APELADO: BANCO DO BRASIL SA
REPRESENTANTE: BANCO DO BRASIL SA

Advogado(s) do reclamado: SERVIO TULIO DE BARCELOS, JOSE ARNALDO JANSSEN NOGUEIRA REGISTRADO(A) CIVILMENTE COMO JOSE ARNALDO JANSSEN NOGUEIRA, KARINA DE ALMEIDA BATISTUCI

RELATOR(A): Desembargador JOSÉ RIBAMAR OLIVEIRA



EMENTA

 

EMENTA: CÍVEL. CONSUMIDOR. PROCESSUAL CIVIL. APELAÇÃO CÍVEL. AÇÃO REVISIONAL DE CONTRATO BANCÁRIO. POSSIBILIDADE DE CAPITALIZAÇÃO DE JUROS. TABELA PRICE. LEGALIDADE. INTELIGÊNCIA DAS SÚMULAS 539 E 541 DO STJ. AUSÊNCIA DE ABUSIVIDADE. 1. O contrato é posterior à Medida Provisória n. 1.963-17, nele estão previstos os juros remuneratórios em patamar mensal e anual, sendo que a multiplicação da taxa mensal por doze (meses) não alcança a taxa anual estipulada, estando, com isso, conforme o entendimento do Superior Tribunal de Justiça, validamente pactuada a capitalização mensal de juros. 3. Admitida a capitalização de juros, a incidência da Tabela Price não caracteriza abusividade. 3. Na espécie, evidencia-se que o valor da taxa anual pactuada no contrato não é superior à taxa média divulgada pelo Banco Central à época em que o contrato foi firmado, inexistindo qualquer abusividade. 4. Sentença mantida. 5. Recurso conhecido e não provido.

 


RELATÓRIO


 Trata-se de APELAÇÃO CÍVEL COM PEDIDO DE TUTELA DE URGÊNCIA interposta por Augusto César de Castro Negreiros contra sentença proferida pelo MM. Juiz de Direito da 4ª Vara Cível da Comarca de Teresina, nos autos da Ação de Revisão de Contrato Bancário ajuizada em desfavor do Banco do Brasil S/A. 

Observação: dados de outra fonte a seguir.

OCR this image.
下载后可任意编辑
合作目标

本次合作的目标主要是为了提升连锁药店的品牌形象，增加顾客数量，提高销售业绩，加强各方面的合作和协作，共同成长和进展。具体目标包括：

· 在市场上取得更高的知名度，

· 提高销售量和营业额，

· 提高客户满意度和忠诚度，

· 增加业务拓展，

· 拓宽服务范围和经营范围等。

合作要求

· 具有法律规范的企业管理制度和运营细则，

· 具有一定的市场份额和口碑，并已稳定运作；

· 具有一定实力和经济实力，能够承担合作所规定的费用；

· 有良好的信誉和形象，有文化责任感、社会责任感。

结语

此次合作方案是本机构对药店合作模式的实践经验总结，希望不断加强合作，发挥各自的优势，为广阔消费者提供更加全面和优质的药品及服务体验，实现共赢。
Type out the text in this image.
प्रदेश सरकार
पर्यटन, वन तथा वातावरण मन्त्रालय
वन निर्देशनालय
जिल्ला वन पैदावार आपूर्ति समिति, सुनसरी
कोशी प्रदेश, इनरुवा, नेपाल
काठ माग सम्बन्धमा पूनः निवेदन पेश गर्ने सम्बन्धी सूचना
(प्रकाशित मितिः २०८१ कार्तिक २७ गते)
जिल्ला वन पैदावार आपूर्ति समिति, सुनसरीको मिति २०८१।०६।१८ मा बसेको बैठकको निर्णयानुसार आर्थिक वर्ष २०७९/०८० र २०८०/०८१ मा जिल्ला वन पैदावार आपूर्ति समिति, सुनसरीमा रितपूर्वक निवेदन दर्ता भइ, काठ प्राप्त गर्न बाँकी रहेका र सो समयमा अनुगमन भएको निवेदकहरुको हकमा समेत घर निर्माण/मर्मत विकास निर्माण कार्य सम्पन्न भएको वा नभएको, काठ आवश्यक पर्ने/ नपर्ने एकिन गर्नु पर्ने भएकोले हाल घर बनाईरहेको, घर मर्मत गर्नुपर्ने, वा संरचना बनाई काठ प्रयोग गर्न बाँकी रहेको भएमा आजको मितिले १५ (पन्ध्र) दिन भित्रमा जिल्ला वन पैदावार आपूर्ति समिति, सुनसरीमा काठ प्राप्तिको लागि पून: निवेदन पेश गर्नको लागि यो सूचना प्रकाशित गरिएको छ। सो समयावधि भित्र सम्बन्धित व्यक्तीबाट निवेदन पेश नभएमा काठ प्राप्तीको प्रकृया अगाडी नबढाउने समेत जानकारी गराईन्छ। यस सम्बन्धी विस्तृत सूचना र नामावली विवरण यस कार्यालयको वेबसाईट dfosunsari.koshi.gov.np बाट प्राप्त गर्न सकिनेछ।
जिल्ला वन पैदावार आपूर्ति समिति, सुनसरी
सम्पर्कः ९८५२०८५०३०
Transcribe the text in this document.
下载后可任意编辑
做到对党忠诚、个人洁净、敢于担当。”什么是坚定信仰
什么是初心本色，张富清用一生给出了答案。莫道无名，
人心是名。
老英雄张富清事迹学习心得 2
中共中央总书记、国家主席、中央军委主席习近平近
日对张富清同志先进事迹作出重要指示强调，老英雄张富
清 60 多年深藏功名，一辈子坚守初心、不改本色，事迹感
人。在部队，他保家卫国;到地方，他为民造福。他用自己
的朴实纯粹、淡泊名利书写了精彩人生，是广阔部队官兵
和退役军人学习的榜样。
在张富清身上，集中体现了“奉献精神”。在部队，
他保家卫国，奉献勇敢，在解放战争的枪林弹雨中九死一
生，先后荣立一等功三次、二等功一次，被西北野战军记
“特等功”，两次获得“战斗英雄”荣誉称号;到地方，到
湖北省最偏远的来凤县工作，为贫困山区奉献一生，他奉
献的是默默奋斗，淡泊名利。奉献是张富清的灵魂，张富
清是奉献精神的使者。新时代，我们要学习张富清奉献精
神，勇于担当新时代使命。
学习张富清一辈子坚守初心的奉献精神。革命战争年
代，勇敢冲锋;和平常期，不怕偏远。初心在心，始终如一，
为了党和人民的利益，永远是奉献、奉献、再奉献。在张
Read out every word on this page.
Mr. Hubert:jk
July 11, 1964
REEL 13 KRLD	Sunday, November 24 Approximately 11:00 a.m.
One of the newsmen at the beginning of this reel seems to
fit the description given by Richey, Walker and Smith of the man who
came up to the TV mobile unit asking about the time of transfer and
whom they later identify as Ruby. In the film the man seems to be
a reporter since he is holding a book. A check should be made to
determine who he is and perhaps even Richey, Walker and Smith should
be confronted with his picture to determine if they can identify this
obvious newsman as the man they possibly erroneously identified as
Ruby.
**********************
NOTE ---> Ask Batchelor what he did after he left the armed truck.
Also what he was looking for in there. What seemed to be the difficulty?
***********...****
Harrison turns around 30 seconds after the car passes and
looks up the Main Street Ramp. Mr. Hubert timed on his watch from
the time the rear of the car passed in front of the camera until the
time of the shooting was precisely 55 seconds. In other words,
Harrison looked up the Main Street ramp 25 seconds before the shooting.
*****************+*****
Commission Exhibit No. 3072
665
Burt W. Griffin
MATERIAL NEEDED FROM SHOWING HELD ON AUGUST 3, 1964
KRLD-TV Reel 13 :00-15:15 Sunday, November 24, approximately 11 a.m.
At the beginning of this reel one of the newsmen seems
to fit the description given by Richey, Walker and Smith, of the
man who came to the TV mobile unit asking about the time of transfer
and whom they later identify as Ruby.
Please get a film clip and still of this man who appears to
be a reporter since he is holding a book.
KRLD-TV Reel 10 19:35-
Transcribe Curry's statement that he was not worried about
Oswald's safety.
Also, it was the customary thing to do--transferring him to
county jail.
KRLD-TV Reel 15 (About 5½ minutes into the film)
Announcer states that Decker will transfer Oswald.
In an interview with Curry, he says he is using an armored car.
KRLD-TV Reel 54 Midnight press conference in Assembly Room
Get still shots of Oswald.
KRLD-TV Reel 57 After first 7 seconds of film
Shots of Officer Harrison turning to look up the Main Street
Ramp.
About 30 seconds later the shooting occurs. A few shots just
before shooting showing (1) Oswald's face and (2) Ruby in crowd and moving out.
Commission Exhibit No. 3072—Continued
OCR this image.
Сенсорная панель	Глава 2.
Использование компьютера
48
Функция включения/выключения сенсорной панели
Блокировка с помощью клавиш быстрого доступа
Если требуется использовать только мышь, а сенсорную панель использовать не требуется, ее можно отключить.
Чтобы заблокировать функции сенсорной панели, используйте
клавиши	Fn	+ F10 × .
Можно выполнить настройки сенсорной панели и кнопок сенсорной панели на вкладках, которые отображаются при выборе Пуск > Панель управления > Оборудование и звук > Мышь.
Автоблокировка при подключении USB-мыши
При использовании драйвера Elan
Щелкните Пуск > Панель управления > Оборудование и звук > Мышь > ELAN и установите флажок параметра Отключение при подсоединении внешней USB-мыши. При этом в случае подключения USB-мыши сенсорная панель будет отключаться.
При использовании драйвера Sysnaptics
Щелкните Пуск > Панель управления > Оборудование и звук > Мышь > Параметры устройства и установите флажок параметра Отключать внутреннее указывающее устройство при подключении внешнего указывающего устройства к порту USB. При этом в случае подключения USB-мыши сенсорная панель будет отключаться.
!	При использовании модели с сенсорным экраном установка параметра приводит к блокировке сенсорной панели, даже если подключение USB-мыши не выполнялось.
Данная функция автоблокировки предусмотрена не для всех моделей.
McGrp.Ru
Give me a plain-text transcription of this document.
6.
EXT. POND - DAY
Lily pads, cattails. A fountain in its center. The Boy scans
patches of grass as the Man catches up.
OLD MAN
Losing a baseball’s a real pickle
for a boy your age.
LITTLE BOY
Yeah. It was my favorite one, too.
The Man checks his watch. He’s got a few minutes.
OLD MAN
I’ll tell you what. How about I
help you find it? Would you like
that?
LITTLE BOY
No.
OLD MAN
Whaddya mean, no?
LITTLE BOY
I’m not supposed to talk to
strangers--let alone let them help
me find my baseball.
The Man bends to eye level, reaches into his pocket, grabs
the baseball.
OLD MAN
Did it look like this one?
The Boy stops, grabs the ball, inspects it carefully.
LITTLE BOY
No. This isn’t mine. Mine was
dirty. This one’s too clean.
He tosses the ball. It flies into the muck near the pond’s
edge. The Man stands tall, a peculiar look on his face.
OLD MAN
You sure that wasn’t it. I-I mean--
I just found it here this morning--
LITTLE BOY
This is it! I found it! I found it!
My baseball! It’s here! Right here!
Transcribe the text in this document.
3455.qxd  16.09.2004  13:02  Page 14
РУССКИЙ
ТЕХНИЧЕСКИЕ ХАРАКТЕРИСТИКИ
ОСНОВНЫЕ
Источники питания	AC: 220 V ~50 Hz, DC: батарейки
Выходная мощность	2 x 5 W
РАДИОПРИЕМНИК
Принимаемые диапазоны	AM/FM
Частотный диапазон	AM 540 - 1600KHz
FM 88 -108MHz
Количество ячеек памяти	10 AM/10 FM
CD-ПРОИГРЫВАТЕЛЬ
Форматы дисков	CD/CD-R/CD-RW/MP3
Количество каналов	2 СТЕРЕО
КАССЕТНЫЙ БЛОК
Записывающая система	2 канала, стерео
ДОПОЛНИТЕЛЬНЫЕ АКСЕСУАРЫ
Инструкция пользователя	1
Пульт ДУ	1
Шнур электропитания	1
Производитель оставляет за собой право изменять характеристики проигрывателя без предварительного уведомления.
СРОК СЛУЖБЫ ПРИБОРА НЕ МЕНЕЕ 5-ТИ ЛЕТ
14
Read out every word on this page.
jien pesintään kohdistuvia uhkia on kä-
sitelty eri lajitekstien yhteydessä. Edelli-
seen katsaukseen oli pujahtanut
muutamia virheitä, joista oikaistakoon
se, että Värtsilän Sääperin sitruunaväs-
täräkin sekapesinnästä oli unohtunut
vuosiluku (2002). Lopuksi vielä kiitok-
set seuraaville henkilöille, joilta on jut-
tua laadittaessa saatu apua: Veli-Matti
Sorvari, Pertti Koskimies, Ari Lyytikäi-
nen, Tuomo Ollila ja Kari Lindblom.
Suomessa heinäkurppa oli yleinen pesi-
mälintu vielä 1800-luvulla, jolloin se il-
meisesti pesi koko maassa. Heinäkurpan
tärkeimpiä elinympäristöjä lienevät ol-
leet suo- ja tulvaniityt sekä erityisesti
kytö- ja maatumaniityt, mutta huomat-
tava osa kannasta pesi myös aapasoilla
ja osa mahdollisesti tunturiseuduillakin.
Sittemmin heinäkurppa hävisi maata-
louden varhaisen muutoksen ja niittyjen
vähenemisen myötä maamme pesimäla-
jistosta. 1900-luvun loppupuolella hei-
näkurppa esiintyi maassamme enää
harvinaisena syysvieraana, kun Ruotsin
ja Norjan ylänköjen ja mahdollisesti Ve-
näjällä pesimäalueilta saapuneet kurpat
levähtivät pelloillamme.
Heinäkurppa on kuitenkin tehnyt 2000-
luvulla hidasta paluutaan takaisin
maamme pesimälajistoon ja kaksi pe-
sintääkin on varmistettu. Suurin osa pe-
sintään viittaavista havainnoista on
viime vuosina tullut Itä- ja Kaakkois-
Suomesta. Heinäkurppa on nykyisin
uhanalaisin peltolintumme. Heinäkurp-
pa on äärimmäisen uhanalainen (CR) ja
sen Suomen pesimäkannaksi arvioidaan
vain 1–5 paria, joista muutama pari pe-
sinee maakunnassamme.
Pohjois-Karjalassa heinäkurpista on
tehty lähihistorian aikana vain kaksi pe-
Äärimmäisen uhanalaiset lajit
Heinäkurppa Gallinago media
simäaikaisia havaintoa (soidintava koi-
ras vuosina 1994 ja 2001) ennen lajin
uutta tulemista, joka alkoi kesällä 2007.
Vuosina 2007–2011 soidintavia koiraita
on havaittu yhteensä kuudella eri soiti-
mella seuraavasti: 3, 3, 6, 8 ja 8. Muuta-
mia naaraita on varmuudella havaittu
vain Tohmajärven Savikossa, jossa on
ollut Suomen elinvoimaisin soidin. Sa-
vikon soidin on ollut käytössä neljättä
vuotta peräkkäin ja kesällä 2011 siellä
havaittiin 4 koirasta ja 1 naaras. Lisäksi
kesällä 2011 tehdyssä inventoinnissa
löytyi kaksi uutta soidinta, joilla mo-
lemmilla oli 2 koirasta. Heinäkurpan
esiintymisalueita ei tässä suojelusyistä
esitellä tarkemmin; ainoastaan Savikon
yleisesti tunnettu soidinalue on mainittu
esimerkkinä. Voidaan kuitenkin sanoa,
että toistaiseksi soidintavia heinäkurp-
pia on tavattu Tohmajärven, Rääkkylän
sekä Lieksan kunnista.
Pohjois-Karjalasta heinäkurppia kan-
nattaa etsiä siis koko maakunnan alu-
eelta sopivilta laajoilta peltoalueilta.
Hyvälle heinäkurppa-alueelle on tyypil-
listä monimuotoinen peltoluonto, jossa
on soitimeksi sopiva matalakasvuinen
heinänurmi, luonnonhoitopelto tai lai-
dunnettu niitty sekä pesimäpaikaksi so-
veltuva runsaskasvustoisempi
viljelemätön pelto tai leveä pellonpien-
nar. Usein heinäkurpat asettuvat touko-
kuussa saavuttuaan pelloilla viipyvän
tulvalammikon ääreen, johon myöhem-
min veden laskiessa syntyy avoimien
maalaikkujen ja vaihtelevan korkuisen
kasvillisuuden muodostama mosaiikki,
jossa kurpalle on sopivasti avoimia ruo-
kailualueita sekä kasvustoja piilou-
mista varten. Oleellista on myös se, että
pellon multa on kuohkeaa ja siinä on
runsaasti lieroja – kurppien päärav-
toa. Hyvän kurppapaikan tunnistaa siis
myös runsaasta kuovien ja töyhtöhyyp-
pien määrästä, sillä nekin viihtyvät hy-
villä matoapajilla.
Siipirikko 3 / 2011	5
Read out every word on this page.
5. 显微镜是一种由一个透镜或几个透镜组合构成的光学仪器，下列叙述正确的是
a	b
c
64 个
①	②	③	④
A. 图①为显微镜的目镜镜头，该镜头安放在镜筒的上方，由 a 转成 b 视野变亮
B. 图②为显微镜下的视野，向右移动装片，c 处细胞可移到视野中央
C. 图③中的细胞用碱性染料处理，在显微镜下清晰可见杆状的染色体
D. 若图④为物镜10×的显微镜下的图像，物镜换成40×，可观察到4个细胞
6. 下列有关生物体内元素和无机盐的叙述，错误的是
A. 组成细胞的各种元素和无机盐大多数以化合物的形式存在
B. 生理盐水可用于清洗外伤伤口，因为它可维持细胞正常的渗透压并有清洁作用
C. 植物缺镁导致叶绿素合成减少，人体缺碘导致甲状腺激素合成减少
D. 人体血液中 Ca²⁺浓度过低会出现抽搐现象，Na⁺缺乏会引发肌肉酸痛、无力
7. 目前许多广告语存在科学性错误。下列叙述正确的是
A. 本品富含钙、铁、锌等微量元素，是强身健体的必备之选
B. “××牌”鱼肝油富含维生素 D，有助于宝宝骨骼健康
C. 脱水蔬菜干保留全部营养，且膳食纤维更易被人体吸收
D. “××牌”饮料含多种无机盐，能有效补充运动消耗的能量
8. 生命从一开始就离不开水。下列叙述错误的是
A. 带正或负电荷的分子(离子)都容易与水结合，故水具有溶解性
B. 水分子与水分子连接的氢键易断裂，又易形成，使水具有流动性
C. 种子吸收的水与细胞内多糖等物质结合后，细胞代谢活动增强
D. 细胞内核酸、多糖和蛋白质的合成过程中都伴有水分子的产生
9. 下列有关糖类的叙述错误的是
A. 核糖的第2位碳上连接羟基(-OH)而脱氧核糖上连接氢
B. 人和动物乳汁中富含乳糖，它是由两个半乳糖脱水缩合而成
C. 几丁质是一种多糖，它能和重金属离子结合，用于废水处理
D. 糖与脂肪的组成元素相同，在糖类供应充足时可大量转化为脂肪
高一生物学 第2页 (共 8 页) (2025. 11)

Na inicial, o requerente, ora apelante, afirma que celebrou o contrato de adesão n° 00000201901096489 com o Banco do Brasil, a fim de renegociar a dívida no montante de R$ 12.335,31 (doze mil trezentos e trinta e cinco reais e trinta e um centavos), que foi dividido em 60 (sessenta) prestações de R$ 697,47 (Seiscentos e noventa e sete reais e quarenta e sete centavos).

Alega que houve imposição de cláusulas e condições desproporcionais, o que provocou o aumento do débito de R$ 12.335,31(doze mil trezentos e trinta e cinco reais e trinta e um centavos) para R$ 41.848,20 (quarenta e oito mil oitocentos e quarenta e oito reais e vinte centavos). 

Benefício da justiça gratuita deferido no despacho (Id. 7445477).

Contestação (Id. 7445485) apresentada tempestivamente.

Na sentença (Id. 7445517), o juízo a quo entendeu pela improcedência do pedido inicial da parte autora e a condenou ao pagamento das custas sucumbenciais e honorários advocatícios, fixados no patamar de 10% (dez por cento) sobre o valor da causa, observado o art. 85, §§2º e 8º, do CPC.

Irresignada, a parte autora apresentou recurso de apelação (Id.7445520), solicitando a suspensão dos descontos da sua conta corrente, a condenação do Banco apelado ao depósito das parcelas incontroversas e a reforma da sentença.

O Banco do Brasil apresentou contrarrazões ao recurso de apelação (Id. 7445525).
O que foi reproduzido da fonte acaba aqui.